There’s an inherent security problem with letting a page script load whatever resources it wants to from anywhere on the Internet. This issue is addressed by the same-origin policy framework, wherein the server with the resource (as opposed to the one containing the web page) gets to decide if access is allowed.

HTTP/1.1 200 OK
Access-Control-Allow-Origin: http://example.com

The header takes either a list of origins, null, or the wildcard *. It’s ultimately up to the browser to implement this security header, but most modern ones do.

Now, here’s the twist: Crayon uses the built-in WordPress function, wp_upload_dir(), to find and load custom themes. If your server is set up like mine, this will return a http scheme address, whereas a https address is required. Without a check to see if the page is loaded through SSL, the plain-text AJAX call will fail because browsers treat the SSL and the plain-text version of a site as different origins.

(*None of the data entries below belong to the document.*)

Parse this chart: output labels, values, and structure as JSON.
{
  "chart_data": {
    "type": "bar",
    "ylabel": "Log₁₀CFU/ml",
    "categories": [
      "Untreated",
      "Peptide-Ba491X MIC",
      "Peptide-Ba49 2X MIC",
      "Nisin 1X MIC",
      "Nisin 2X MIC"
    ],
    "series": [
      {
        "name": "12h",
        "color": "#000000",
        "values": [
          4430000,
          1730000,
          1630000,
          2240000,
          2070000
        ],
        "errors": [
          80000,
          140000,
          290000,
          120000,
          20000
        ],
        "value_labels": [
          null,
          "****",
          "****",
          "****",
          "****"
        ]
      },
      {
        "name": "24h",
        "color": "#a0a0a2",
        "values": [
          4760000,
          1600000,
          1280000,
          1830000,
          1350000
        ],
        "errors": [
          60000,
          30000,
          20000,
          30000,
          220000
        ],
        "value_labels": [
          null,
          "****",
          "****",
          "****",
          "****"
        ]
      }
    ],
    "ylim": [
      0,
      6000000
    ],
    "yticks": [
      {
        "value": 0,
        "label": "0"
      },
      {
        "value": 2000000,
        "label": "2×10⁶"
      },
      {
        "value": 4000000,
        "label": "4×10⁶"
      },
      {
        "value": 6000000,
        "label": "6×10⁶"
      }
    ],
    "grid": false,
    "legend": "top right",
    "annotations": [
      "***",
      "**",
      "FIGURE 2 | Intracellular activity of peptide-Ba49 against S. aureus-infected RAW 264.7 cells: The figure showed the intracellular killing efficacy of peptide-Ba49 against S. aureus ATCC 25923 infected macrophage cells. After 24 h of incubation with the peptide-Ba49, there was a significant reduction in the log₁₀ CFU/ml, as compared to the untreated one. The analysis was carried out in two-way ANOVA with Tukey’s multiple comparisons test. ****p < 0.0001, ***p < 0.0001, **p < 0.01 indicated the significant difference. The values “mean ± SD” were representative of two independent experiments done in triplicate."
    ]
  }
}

There are a couple ways to go about this. You can:

Disable SSL temporarily while you’re editing the custom color themes (probably the easiest).
Instruct the browser to ignore same-origin policy.
Patch the plugin code to use https where appropriate.

I ended up going with the third, after unsuccessfully attempting to send a access-control-allow-origin header with every response on the server-side. This was a rather frustrating issue to resolve, but it was interesting to see the kinds of problems that arise in exchange for progress in security.